NFL's approach into evolving replay procedures needs to speed up

Kirby Lee-USA TODAY Sports

More changes do appear favorable; maybe next year, if not 20 years from now. Yet it shouldn't be surprising that the league's cautious approach to reviewing plays. But it is.

The NFL owners meetings typically reminds me of a mini-me version of Congress in Washington. Prior to the discussions and debates that will translate into new league rules, owners, team executives and even head coaches will politic an issue that they view as significant. Gather enough votes and the proverbial gable will smash on the oak-wood table to declare enough yay/nay votes for passage. New England Patriots head coach spent the week trying to convince owners to pass a rule that would make every play review-able. Writes Peter King with The Monday Morning Quarterback:

"Let’s open it up," he said—meaning let’s allow any call to be reviewed. Instead of the focus being on controversial calls that were wrong and by rule reviewable, he advocated for any call (with still a max of two per team) to be subject to a challenge. There’s growing sentiment for that position, and Belichick is obviously a respected voice in the room, but there’s certainly not the necessary 24 votes right now for what would be a major change to replay.

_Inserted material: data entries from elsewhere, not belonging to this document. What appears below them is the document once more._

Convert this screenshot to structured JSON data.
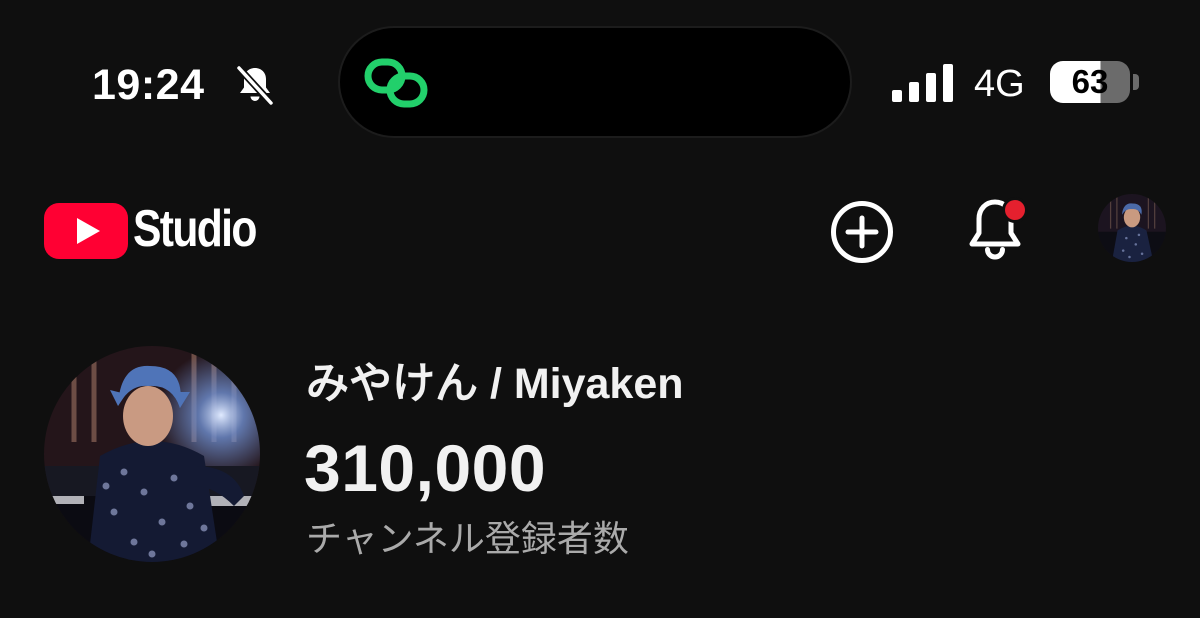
{
  "status_bar": {
    "time": "19:24",
    "silent_icon": "bell-slash-icon",
    "network": "4G",
    "battery_level": "63",
    "battery_fraction": 0.63,
    "signal_bars": 4,
    "live_activity_icon": "link-loop-icon",
    "live_activity_color": "#22d06b"
  },
  "header": {
    "brand": "Studio",
    "brand_color": "#ff0033",
    "create_icon": "plus-circle-icon",
    "notifications_icon": "bell-icon",
    "notification_badge_color": "#e5202e",
    "account_icon": "avatar"
  },
  "channel": {
    "name": "みやけん / Miyaken",
    "subscribers": "310,000",
    "subscribers_label": "チャンネル登録者数"
  }
}
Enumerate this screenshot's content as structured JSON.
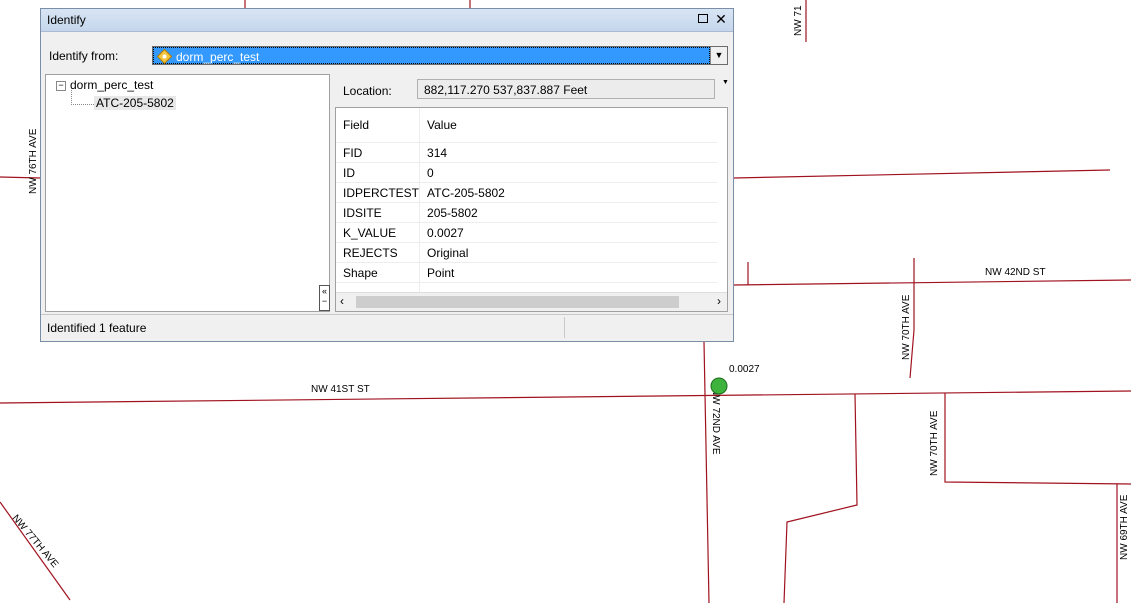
{
  "map": {
    "roads": [
      "NW 71",
      "NW 76TH AVE",
      "NW 42ND ST",
      "NW 70TH AVE",
      "NW 41ST ST",
      "NW 72ND AVE",
      "NW 70TH AVE",
      "NW 69TH AVE",
      "NW 77TH AVE"
    ],
    "point_label": "0.0027",
    "road_color": "#a0121f",
    "point_color": "#3db33d"
  },
  "identify": {
    "title": "Identify",
    "from_label": "Identify from:",
    "from_value": "dorm_perc_test",
    "tree": {
      "root": "dorm_perc_test",
      "child": "ATC-205-5802"
    },
    "location_label": "Location:",
    "location_value": "882,117.270  537,837.887 Feet",
    "columns": [
      "Field",
      "Value"
    ],
    "rows": [
      {
        "field": "FID",
        "value": "314"
      },
      {
        "field": "ID",
        "value": "0"
      },
      {
        "field": "IDPERCTEST",
        "value": "ATC-205-5802"
      },
      {
        "field": "IDSITE",
        "value": "205-5802"
      },
      {
        "field": "K_VALUE",
        "value": "0.0027"
      },
      {
        "field": "REJECTS",
        "value": "Original"
      },
      {
        "field": "Shape",
        "value": "Point"
      }
    ],
    "status": "Identified 1 feature",
    "accent_color": "#3399ff"
  }
}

The proposal was struck down by the NFL Competition Committee.

Why?

Is it because the additional time it would take to review other plays, despite the fact that coaches still only hold two challenges and the league would wouldn't change on what they automatically review (turnovers, scores)? Even if the NFL used up their mandatory TV timeouts during reviews, wouldn't adding a few minutes to a game be a reasonable price to pay if the call was made correctly? [BenJarvus Green-Ellis: "NO!"] Would you even notice? Per ESPN, games ran an average three hours and seven minutes in 2013. "Look Bertha, this archaic NFL game is now in its 190th minute!"

More changes do appear favorable; maybe next year, if not 20 years from now. It shouldn't be surprising that the league's cautious approach to reviewing plays. They've already been passed up by other leagues like the NHL and even Major League Baseball, who continue adapting their system from nothing, to homeruns, to now 13 different types of plays -- a proposal that was unanimously passed in January.

Maybe I'm blind -- favoring too much of a college replay system that reviews everything, removing the power from the officials on the field for a team in the booth that fixes the play and translates the results to the field. Haven't we had enough games where the officials become the story of its results?

The NFL is conservative in their approach. They even tabled a proposal to add six cameras on all boundary lines to ensure that the sidelines and goal lines are covered. At least the NFL will offer a counseling program during in-game reviews to make sure that the plays are called correctly.

In the end, there are bigger issues that the league needed to address. Such as raising the goal posts five feet (to 35 feet) and adding a penalty to players that slam dunk the cross bar. That was just getting out of hand.